Gianna s'invitait dans la salle de bain pendant que je me brossais les cheveux, bousculant mes crèmes pour imposer ses flacons aux odeurs agressives.
Elle s'asseyait sur l'accoudoir du fauteuil de Dante pendant que j'essayais désespérément de lui montrer les comptes de la fondation caritative que je gérais pour préserver l'image de la famille.
« Oh, Dante, oublie cette paperasse ennuyeuse, » a-t-elle minaudé, sa main glissant avec possessivité dans les cheveux de mon mari. « Parle-moi plutôt du gala de samedi. J'ai vu une robe rouge qui irait divinement bien à ton bras. »
J'ai baissé les yeux sur mes documents, feignant une concentration intense.
Dante a levé les yeux vers moi. Un bref instant.
Un test.
Il cherchait une fissure, une réaction, un signe de jalousie.
Je ne lui ai rien donné. Juste le silence vide d'une épouse obéissante et ignorante.
Il s'est détendu, reportant son attention sur Gianna.
« Prends la robe, » a-t-il tranché.
Le soir même, la porte de ma chambre s'est ouverte.
Dante est entré.
Le parfum de Gianna s'accrochait encore à sa peau, un mélange écœurant de musc et de trahison.
Il s'est approché de moi dans la pénombre, sa main saisissant ma nuque avec une possessivité brutale.
Il m'a tirée contre lui.
Son corps était dur, chaud, terriblement familier.
Autrefois, ce contact était mon refuge.
Maintenant, c'était une prison.
Il a enfoui son visage dans mon cou, ses lèvres cherchant ma peau.
« Tu es si calme, Sera, » a-t-il murmuré, pensant que je ne pouvais pas l'entendre. « Si facile. »
Une vague de nausée violente m'a submergée.
Ce n'était pas seulement un dégoût moral.
C'était physique. Viscéral.
J'ai repoussé Dante, ma main plaquée sur ma bouche, et j'ai couru vers la salle de bain attenante.
Je me suis effondrée devant les toilettes, mon corps secoué par des haut-le-cœur violents.
Dante est resté sur le seuil, confus.
« Sera ? »
Son téléphone a sonné.
Une sonnerie stridente, urgente.
Il a regardé l'écran, puis moi, recroquevillée sur le carrelage glacial.
Il a décroché.
« J'arrive. »
Il n'a pas demandé si j'allais bien. Il n'a pas apporté un verre d'eau.
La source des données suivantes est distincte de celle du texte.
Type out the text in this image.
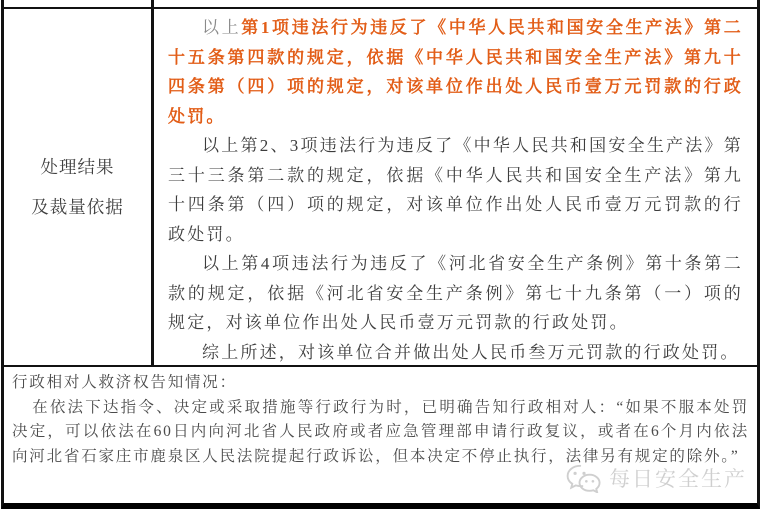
处理结果
及裁量依据

以上第1项违法行为违反了《中华人民共和国安全生产法》第二十五条第四款的规定，依据《中华人民共和国安全生产法》第九十四条第（四）项的规定，对该单位作出处人民币壹万元罚款的行政处罚。

以上第2、3项违法行为违反了《中华人民共和国安全生产法》第三十三条第二款的规定，依据《中华人民共和国安全生产法》第九十四条第（四）项的规定，对该单位作出处人民币壹万元罚款的行政处罚。

以上第4项违法行为违反了《河北省安全生产条例》第十条第二款的规定，依据《河北省安全生产条例》第七十九条第（一）项的规定，对该单位作出处人民币壹万元罚款的行政处罚。

综上所述，对该单位合并做出处人民币叁万元罚款的行政处罚。

行政相对人救济权告知情况：

在依法下达指令、决定或采取措施等行政行为时，已明确告知行政相对人：“如果不服本处罚决定，可以依法在60日内向河北省人民政府或者应急管理部申请行政复议，或者在6个月内依法向河北省石家庄市鹿泉区人民法院提起行政诉讼，但本决定不停止执行，法律另有规定的除外。”

每日安全生产
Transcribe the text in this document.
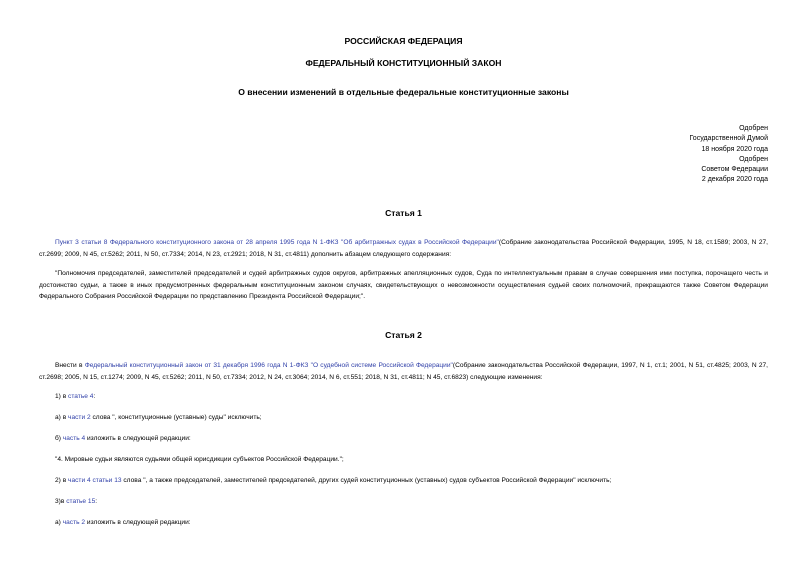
РОССИЙСКАЯ ФЕДЕРАЦИЯ
ФЕДЕРАЛЬНЫЙ КОНСТИТУЦИОННЫЙ ЗАКОН
О внесении изменений в отдельные федеральные конституционные законы
Одобрен
Государственной Думой
18 ноября 2020 года
Одобрен
Советом Федерации
2 декабря 2020 года
Статья 1
Пункт 3 статьи 8 Федерального конституционного закона от 28 апреля 1995 года N 1-ФКЗ "Об арбитражных судах в Российской Федерации"(Собрание законодательства Российской Федерации, 1995, N 18, ст.1589; 2003, N 27, ст.2699; 2009, N 45, ст.5262; 2011, N 50, ст.7334; 2014, N 23, ст.2921; 2018, N 31, ст.4811) дополнить абзацем следующего содержания:
"Полномочия председателей, заместителей председателей и судей арбитражных судов округов, арбитражных апелляционных судов, Суда по интеллектуальным правам в случае совершения ими поступка, порочащего честь и достоинство судьи, а также в иных предусмотренных федеральным конституционным законом случаях, свидетельствующих о невозможности осуществления судьей своих полномочий, прекращаются также Советом Федерации Федерального Собрания Российской Федерации по представлению Президента Российской Федерации;".
Статья 2
Внести в Федеральный конституционный закон от 31 декабря 1996 года N 1-ФКЗ "О судебной системе Российской Федерации"(Собрание законодательства Российской Федерации, 1997, N 1, ст.1; 2001, N 51, ст.4825; 2003, N 27, ст.2698; 2005, N 15, ст.1274; 2009, N 45, ст.5262; 2011, N 50, ст.7334; 2012, N 24, ст.3064; 2014, N 6, ст.551; 2018, N 31, ст.4811; N 45, ст.6823) следующие изменения:
1) в статье 4:
а) в части 2 слова ", конституционные (уставные) суды" исключить;
б) часть 4 изложить в следующей редакции:
"4. Мировые судьи являются судьями общей юрисдикции субъектов Российской Федерации.";
2) в части 4 статьи 13 слова ", а также председателей, заместителей председателей, других судей конституционных (уставных) судов субъектов Российской Федерации" исключить;
3)в статье 15:
а) часть 2 изложить в следующей редакции:
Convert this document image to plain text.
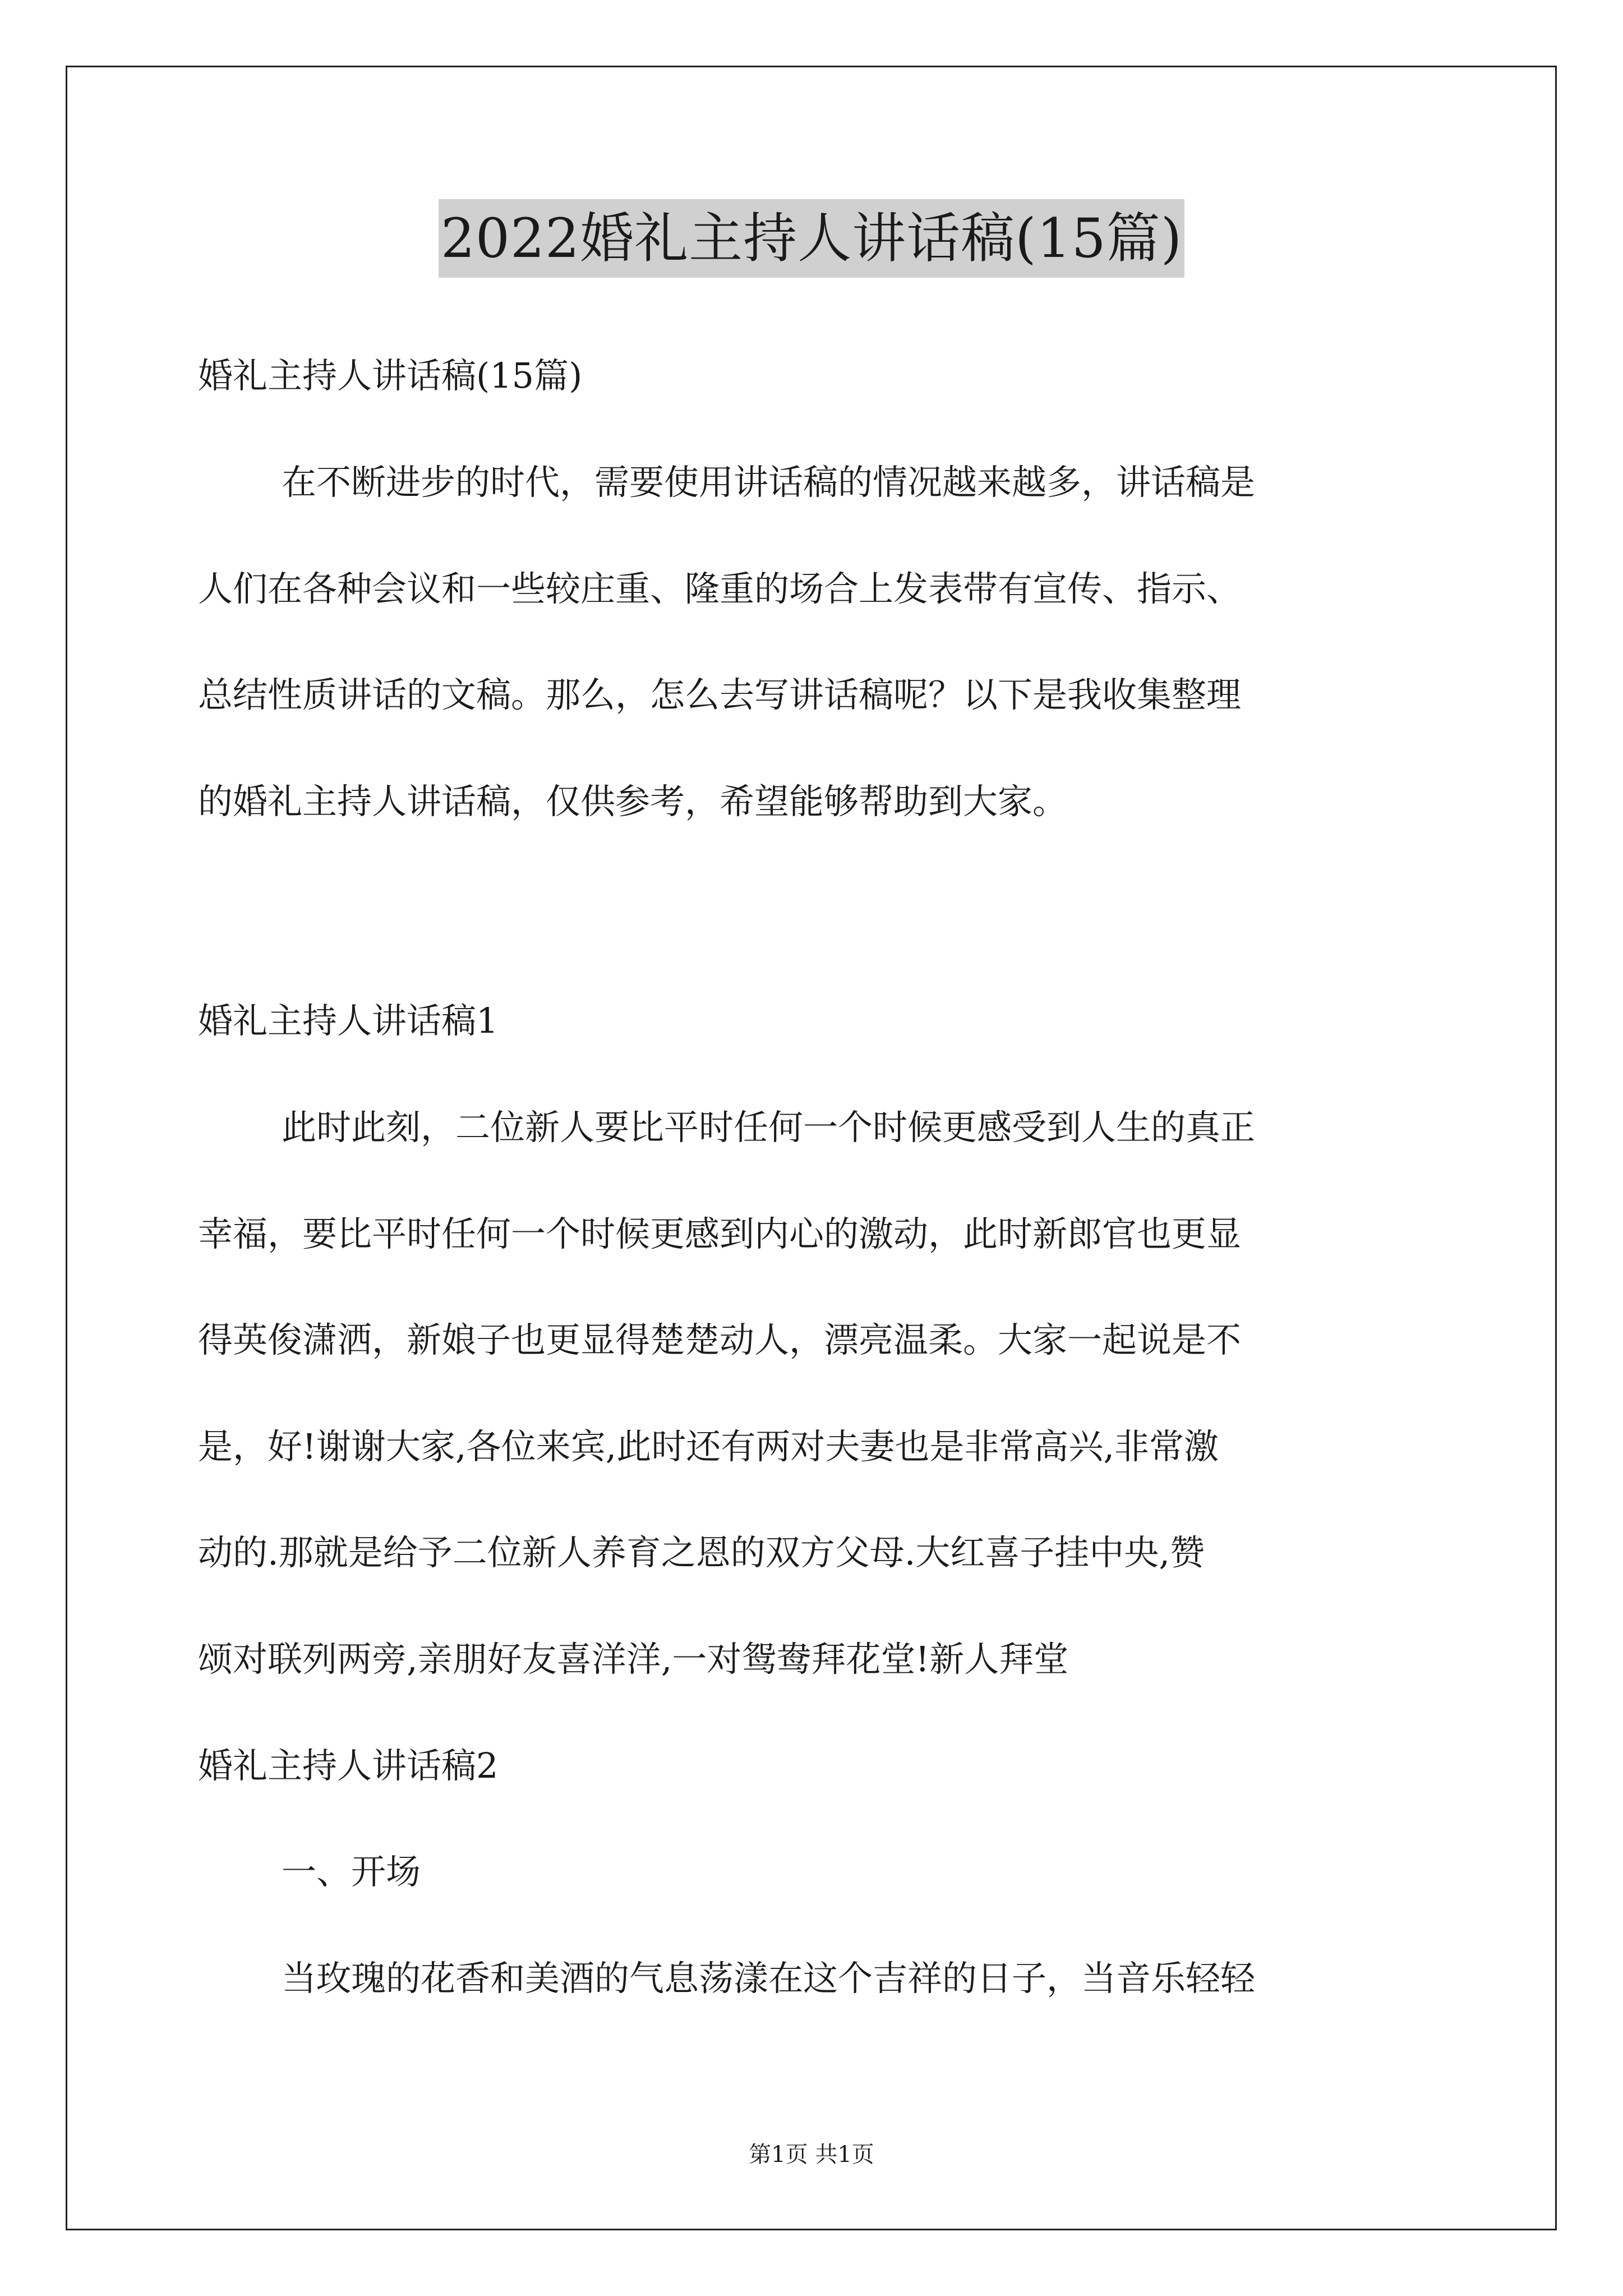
2022婚礼主持人讲话稿(15篇)
婚礼主持人讲话稿(15篇)
在不断进步的时代，需要使用讲话稿的情况越来越多，讲话稿是
人们在各种会议和一些较庄重、隆重的场合上发表带有宣传、指示、
总结性质讲话的文稿。那么，怎么去写讲话稿呢？以下是我收集整理
的婚礼主持人讲话稿，仅供参考，希望能够帮助到大家。
婚礼主持人讲话稿1
此时此刻，二位新人要比平时任何一个时候更感受到人生的真正
幸福，要比平时任何一个时候更感到内心的激动，此时新郎官也更显
得英俊潇洒，新娘子也更显得楚楚动人，漂亮温柔。大家一起说是不
是，好!谢谢大家,各位来宾,此时还有两对夫妻也是非常高兴,非常激
动的.那就是给予二位新人养育之恩的双方父母.大红喜子挂中央,赞
颂对联列两旁,亲朋好友喜洋洋,一对鸳鸯拜花堂!新人拜堂
婚礼主持人讲话稿2
一、开场
当玫瑰的花香和美酒的气息荡漾在这个吉祥的日子，当音乐轻轻
第1页 共1页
Il a remis sa veste, a ajusté son holster, et il est parti.
La porte d'entrée a claqué.
Le silence est retombé, mais cette fois, il était lourd de conséquences.
Je me suis relevée, tremblante, et je suis retournée dans la chambre.
Sur le bureau de Dante, parmi ses dossiers criminels, un coin de papier dépassait.
Mon cœur s'est arrêté.
C'était une ébauche de mon faux passeport. Une version antérieure, mal cachée.
Il l'avait vue ?
Non, elle était à moitié recouverte par un rapport balistique.
Mais c'était trop proche.
Le lendemain matin, au petit-déjeuner, Dante a posé sa tasse de café avec un bruit sec.
« Tu as l'air malade, » a-t-il constaté, me scrutant avec ses yeux de prédateur. « Oublie le projet de Londres. Je vais envoyer quelqu'un d'autre. Reste ici et repose-toi. »
Ce n'était pas une suggestion. C'était un ordre.
Il voulait me couper les ailes avant même que je ne puisse sauter.
J'ai secoué la tête, forçant un sourire rassurant.
J'ai signé de mes mains tremblantes : *« Je vais bien. C'est juste de la fatigue. Londres est important pour moi. »*
Il a plissé les yeux, prêt à insister.
Gianna est entrée dans la cuisine, radieuse, portant un plateau de fruits.
« Laisse-la partir, Dante, » a-t-elle dit en riant, s'asseyant pratiquement sur ses genoux. « Ça nous fera des vacances. On aura tout l'appartement pour nous. »
Dante a détourné le regard de moi pour le poser sur les lèvres de Gianna.
L'opportunité était là.
Il a hoché la tête, distrait.
« D'accord. Mais prends des gardes. »
Ils se sont levés ensemble, m'abandonnant devant mon assiette vide.
Je suis retournée dans mon bureau secret.
J'ai sorti le dossier, j'ai changé les codes, j'ai sécurisé les itinéraires.
Puis, ma main s'est posée sur mon ventre plat.
La nausée de la veille n'était pas due à la nourriture.
Je connaissais les signes.
Je me suis regardée dans le miroir, pâle et cernée.
« Tu ne fuis plus seulement pour toi, » ai-je chuchoté à mon reflet. « Tu dois sauver deux vies. »
Les règles du jeu venaient de changer.
Et je n'avais pas l'intention de perdre.